THE FOURTH SUNDAY IN ADVENT, 1937.

MY DEAR PEOPLE:

The Collect for today is an Advent hosanna. You remember that the word "hosanna" means "save us now." The Gospel for the First Sunday in Advent brought to our remembrance the Palm Sunday hosanna, "Blessed is He that cometh in the name of the Lord; Hosanna in the highest."

Today we are expecting the commemoration of the first coming of Our Lord into the world. On Saturday we shall be celebrating the Festival of His Nativity. We therefore pray, “O, Lord, raise up, we pray thee, thy power, and come among us, and with great might succour us; that whereas, through our sins and wickedness, we are sore let and hindered in running the race that is set before us, thy bountiful grace and mercy may speedily help and deliver us; through Jesus Christ our Lord, to whom with thee and the Holy Ghost, be honour and glory, world without end."

We can only realize the joy of Our Lord's coming by first realizing our need of Him.
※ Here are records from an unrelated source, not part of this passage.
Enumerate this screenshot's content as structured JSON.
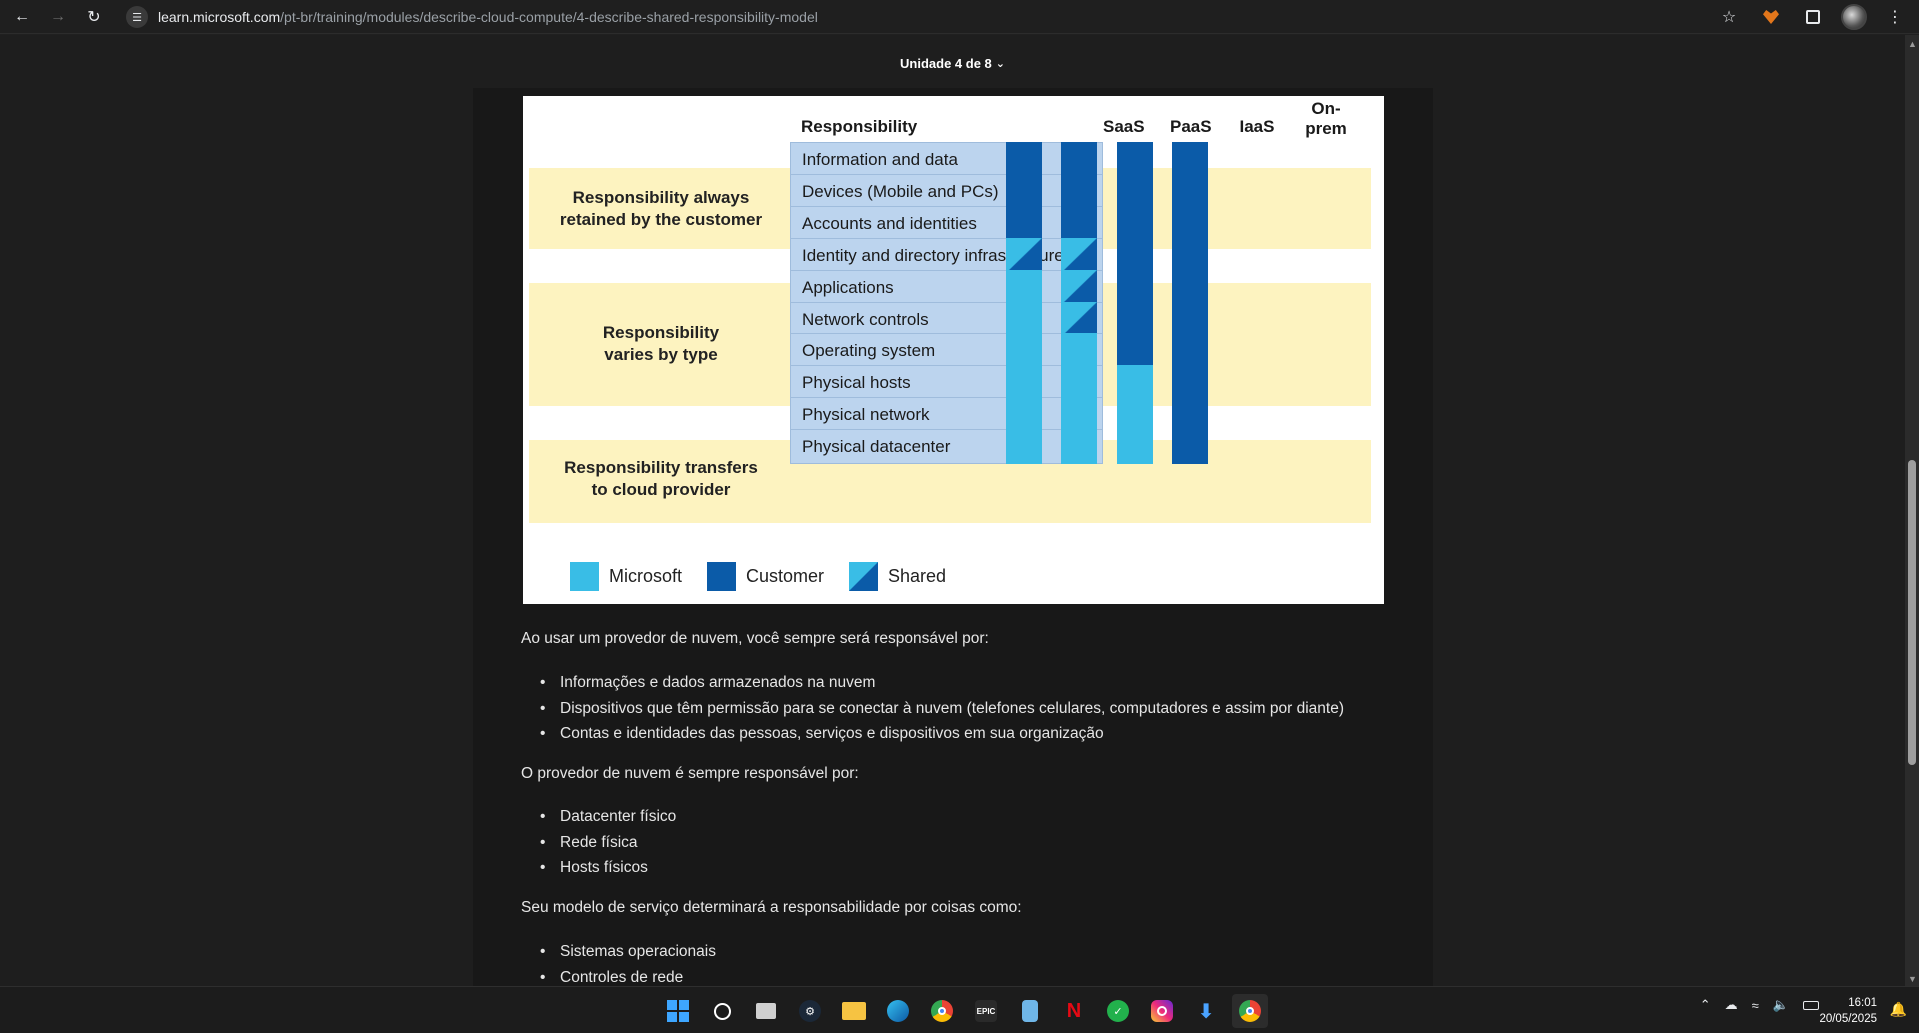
{
  "browser": {
    "back_icon": "arrow-left-icon",
    "forward_icon": "arrow-right-icon",
    "reload_icon": "reload-icon",
    "url_host": "learn.microsoft.com",
    "url_path": "/pt-br/training/modules/describe-cloud-compute/4-describe-shared-responsibility-model"
  },
  "unit_nav": {
    "label": "Unidade 4 de 8"
  },
  "diagram": {
    "header": {
      "responsibility": "Responsibility",
      "saas": "SaaS",
      "paas": "PaaS",
      "iaas": "IaaS",
      "onprem_1": "On-",
      "onprem_2": "prem"
    },
    "groups": [
      {
        "line1": "Responsibility always",
        "line2": "retained by the customer"
      },
      {
        "line1": "Responsibility",
        "line2": "varies by type"
      },
      {
        "line1": "Responsibility transfers",
        "line2": "to cloud provider"
      }
    ],
    "rows": [
      {
        "label": "Information and data",
        "cells": [
          "customer",
          "customer",
          "customer",
          "customer"
        ]
      },
      {
        "label": "Devices (Mobile and PCs)",
        "cells": [
          "customer",
          "customer",
          "customer",
          "customer"
        ]
      },
      {
        "label": "Accounts and identities",
        "cells": [
          "customer",
          "customer",
          "customer",
          "customer"
        ]
      },
      {
        "label": "Identity and directory infrastructure",
        "cells": [
          "shared",
          "shared",
          "customer",
          "customer"
        ]
      },
      {
        "label": "Applications",
        "cells": [
          "microsoft",
          "shared",
          "customer",
          "customer"
        ]
      },
      {
        "label": "Network controls",
        "cells": [
          "microsoft",
          "shared",
          "customer",
          "customer"
        ]
      },
      {
        "label": "Operating system",
        "cells": [
          "microsoft",
          "microsoft",
          "customer",
          "customer"
        ]
      },
      {
        "label": "Physical hosts",
        "cells": [
          "microsoft",
          "microsoft",
          "microsoft",
          "customer"
        ]
      },
      {
        "label": "Physical network",
        "cells": [
          "microsoft",
          "microsoft",
          "microsoft",
          "customer"
        ]
      },
      {
        "label": "Physical datacenter",
        "cells": [
          "microsoft",
          "microsoft",
          "microsoft",
          "customer"
        ]
      }
    ],
    "legend": {
      "microsoft": "Microsoft",
      "customer": "Customer",
      "shared": "Shared"
    },
    "colors": {
      "customer": "#0b5ba8",
      "microsoft": "#39bde6",
      "band": "#fdf3c0",
      "row_bg": "#bcd4ee"
    }
  },
  "article": {
    "p1": "Ao usar um provedor de nuvem, você sempre será responsável por:",
    "list1": [
      "Informações e dados armazenados na nuvem",
      "Dispositivos que têm permissão para se conectar à nuvem (telefones celulares, computadores e assim por diante)",
      "Contas e identidades das pessoas, serviços e dispositivos em sua organização"
    ],
    "p2": "O provedor de nuvem é sempre responsável por:",
    "list2": [
      "Datacenter físico",
      "Rede física",
      "Hosts físicos"
    ],
    "p3": "Seu modelo de serviço determinará a responsabilidade por coisas como:",
    "list3": [
      "Sistemas operacionais",
      "Controles de rede"
    ]
  },
  "taskbar": {
    "apps": [
      "windows-start",
      "search",
      "task-view",
      "steam",
      "file-explorer",
      "edge",
      "chrome",
      "epic-games",
      "notepad",
      "netflix",
      "app-green",
      "instagram",
      "download-manager",
      "chrome-active"
    ],
    "epic_label": "EPIC",
    "netflix_label": "N",
    "time": "16:01",
    "date": "20/05/2025"
  }
}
We can only realize our need of Him by first realizing our sins and wickedness. We can only realize our need of His bountiful grace and mercy to speedily help and deliver us when we have used and exhausted every ounce of spiritual energy in running the race that is set before us toward the goal of the attainment of the Christian virtues. We can only realize that we are sorely let and hindered in running that race, spurred on by the stern dictates of conscience, when we have learned by penitence to recognize our own sins and wickedness as being the impediments to our progress.

All this knowledge comes to us at the cost of experience. Experience is an exacting teacher. If we are reasonably teachable experience will be a kindly teacher. The great lesson taught is the lesson of humility. Experience will teach us; it has taught us, we trust, that we have no power in ourselves to help ourselves. Saint Paul learned that lesson, and with humility we may learn what he so humbly taught. "We know that the law is spiritual; but I am carnal, sold under sin. For that which I do I allow not: for that I would, that do I not: but what I hate, that I do: For the good that I would I do not: but the evil which I would not, that I do. I delight in the law of God after the inward man: But I see another law in my members, warring against the law of my mind. O wretched man that I am! who shall deliver me from the body of death?"
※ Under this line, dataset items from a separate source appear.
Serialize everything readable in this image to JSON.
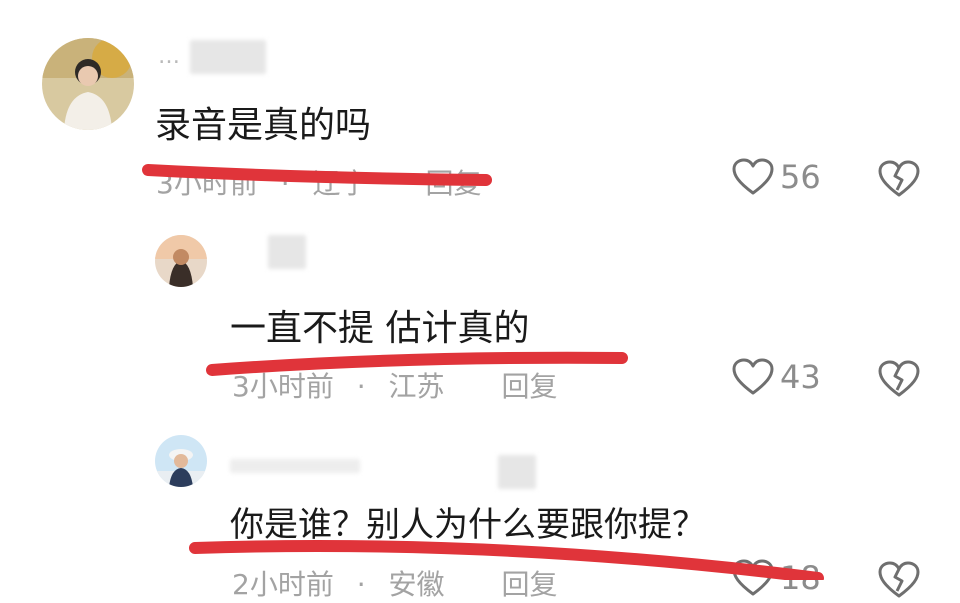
{
  "comments": [
    {
      "username": "…",
      "text": "录音是真的吗",
      "time": "3小时前",
      "location": "辽宁",
      "reply_label": "回复",
      "likes": "56"
    },
    {
      "username": "",
      "text": "一直不提 估计真的",
      "time": "3小时前",
      "location": "江苏",
      "reply_label": "回复",
      "likes": "43"
    },
    {
      "username": "",
      "text": "你是谁？别人为什么要跟你提？",
      "time": "2小时前",
      "location": "安徽",
      "reply_label": "回复",
      "likes": "18"
    }
  ],
  "icons": {
    "like": "heart-outline-icon",
    "dislike": "broken-heart-icon"
  },
  "colors": {
    "annotation": "#e0343a",
    "meta_text": "#a3a3a3",
    "body_text": "#1a1a1a"
  }
}
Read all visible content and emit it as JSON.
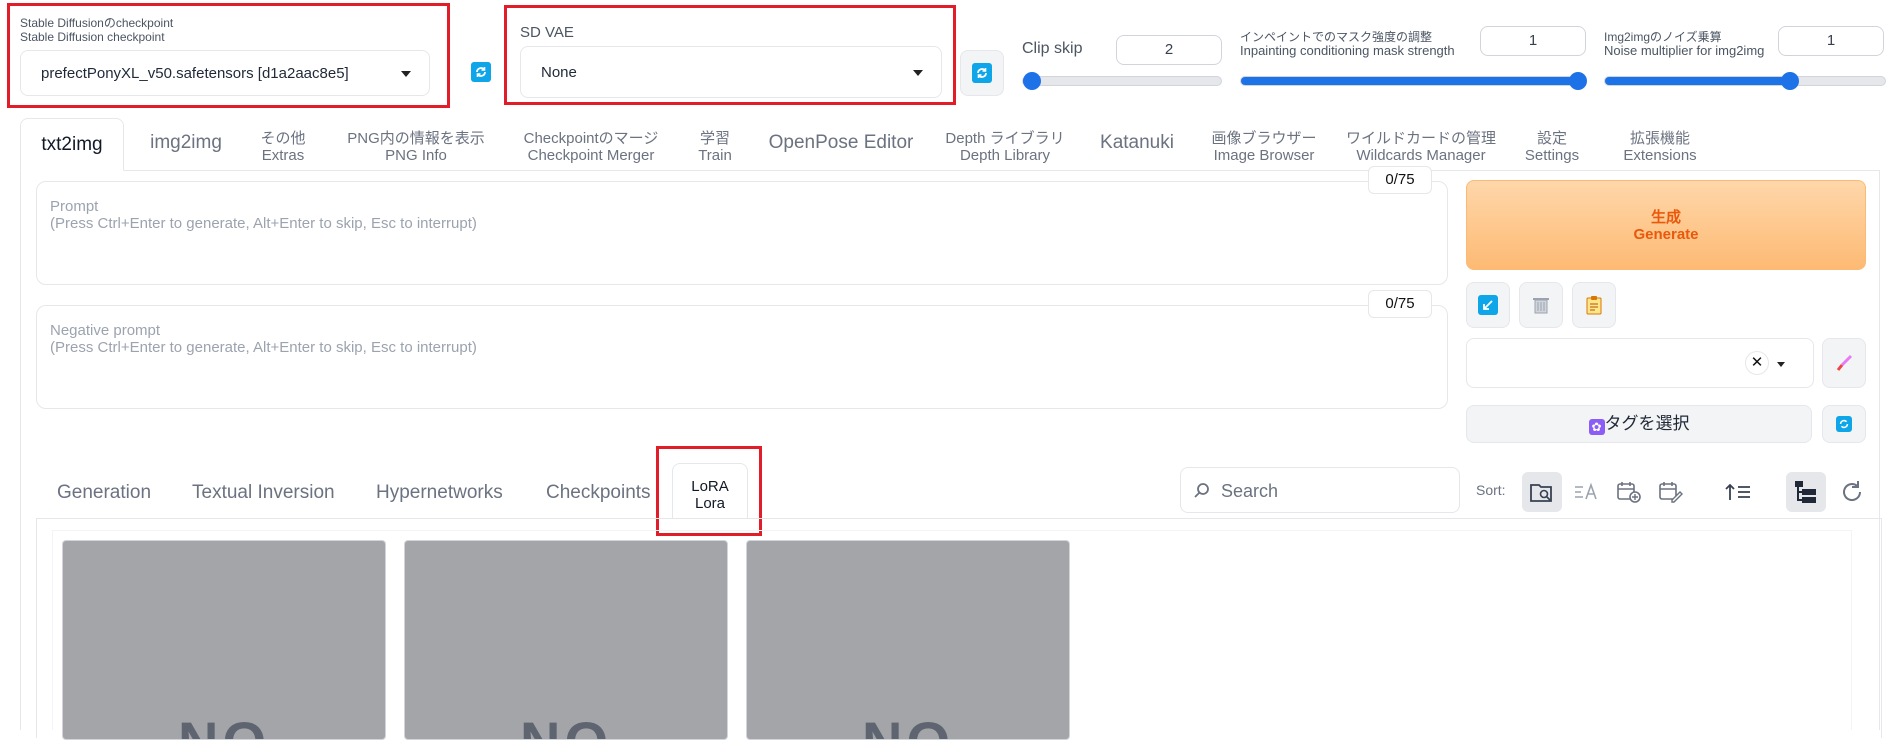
{
  "checkpoint": {
    "label_ja": "Stable Diffusionのcheckpoint",
    "label_en": "Stable Diffusion checkpoint",
    "value": "prefectPonyXL_v50.safetensors [d1a2aac8e5]"
  },
  "vae": {
    "label": "SD VAE",
    "value": "None"
  },
  "clip_skip": {
    "label": "Clip skip",
    "value": "2",
    "fraction": 0.0
  },
  "inpaint_mask": {
    "label_ja": "インペイントでのマスク強度の調整",
    "label_en": "Inpainting conditioning mask strength",
    "value": "1",
    "fraction": 1.0
  },
  "noise_mult": {
    "label_ja": "Img2imgのノイズ乗算",
    "label_en": "Noise multiplier for img2img",
    "value": "1",
    "fraction": 0.6
  },
  "tabs": [
    {
      "l1": "txt2img"
    },
    {
      "l1": "img2img"
    },
    {
      "l1": "その他",
      "l2": "Extras"
    },
    {
      "l1": "PNG内の情報を表示",
      "l2": "PNG Info"
    },
    {
      "l1": "Checkpointのマージ",
      "l2": "Checkpoint Merger"
    },
    {
      "l1": "学習",
      "l2": "Train"
    },
    {
      "l1": "OpenPose Editor"
    },
    {
      "l1": "Depth ライブラリ",
      "l2": "Depth Library"
    },
    {
      "l1": "Katanuki"
    },
    {
      "l1": "画像ブラウザー",
      "l2": "Image Browser"
    },
    {
      "l1": "ワイルドカードの管理",
      "l2": "Wildcards Manager"
    },
    {
      "l1": "設定",
      "l2": "Settings"
    },
    {
      "l1": "拡張機能",
      "l2": "Extensions"
    }
  ],
  "prompt": {
    "label": "Prompt",
    "hint": "(Press Ctrl+Enter to generate, Alt+Enter to skip, Esc to interrupt)",
    "counter": "0/75"
  },
  "negative_prompt": {
    "label": "Negative prompt",
    "hint": "(Press Ctrl+Enter to generate, Alt+Enter to skip, Esc to interrupt)",
    "counter": "0/75"
  },
  "generate": {
    "ja": "生成",
    "en": "Generate"
  },
  "tag_select": {
    "label": "タグを選択"
  },
  "extra_tabs": {
    "generation": "Generation",
    "textual_inversion": "Textual Inversion",
    "hypernetworks": "Hypernetworks",
    "checkpoints": "Checkpoints",
    "lora_l1": "LoRA",
    "lora_l2": "Lora"
  },
  "search": {
    "placeholder": "Search"
  },
  "sort": {
    "label": "Sort:"
  },
  "cards": [
    {
      "placeholder": "NO"
    },
    {
      "placeholder": "NO"
    },
    {
      "placeholder": "NO"
    }
  ],
  "colors": {
    "accent_blue": "#1d72e8",
    "highlight_red": "#e11d2a",
    "generate_orange": "#ea580c",
    "generate_bg": "#fdba74"
  },
  "icons": [
    "refresh-icon",
    "arrow-icon",
    "trash-icon",
    "clipboard-icon",
    "brush-icon",
    "search-icon",
    "folder-search-icon",
    "sort-alpha-icon",
    "calendar-add-icon",
    "calendar-edit-icon",
    "sort-asc-icon",
    "tree-view-icon",
    "reload-icon"
  ]
}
There we have the deep and the sane self-knowledge which is the characteristic of Christian penitents. You can find it no where else. Remorse is common enough. Repentance is different. Remorse is natural emotion. Repentance is a spiritual sublimation of human sorrow, so complete in its effect that it turns the sorrow into joy by changing the penitent. This is why Saint Paul, after his general confession, cries," "I thank God, through Jesus Christ our Lord." True repentance always ends with thanksgiving.

Why? Saint Paul answers that question. He faces all the facts, as we have seen. "Moreover the law entered that the offence might abound. But where sin abounded, grace did more abound." Grace did more abound. Saint Paul never forgot that. He knew the power of evil. He also knew the power of grace. He knew that grace had conquered sin. "As sin hath reigned unto death, even so might grace reign through righteousness unto eternal life by Jesus Christ our Lord."

Repentance, faith, thanksgiving are the notes of the Fourth Sunday in Advent.

Before another Sunday comes we shall have made our repentance as adequately as we know how to make it. We shall have heard the echo of the angelic voice. "Fear not: for behold I bring you good tidings of great joy, which shall be to all people. For unto you is born this day in the City of David, a Saviour which is Christ the Lord."

With the shepherds we shall have gone to our Bethlehem to worship. We shall have received the most precious Body and Blood of Our Saviour and He will be dwelling in us, and we in Him. In His indwelling life we shall find the fulness of Christmas joy.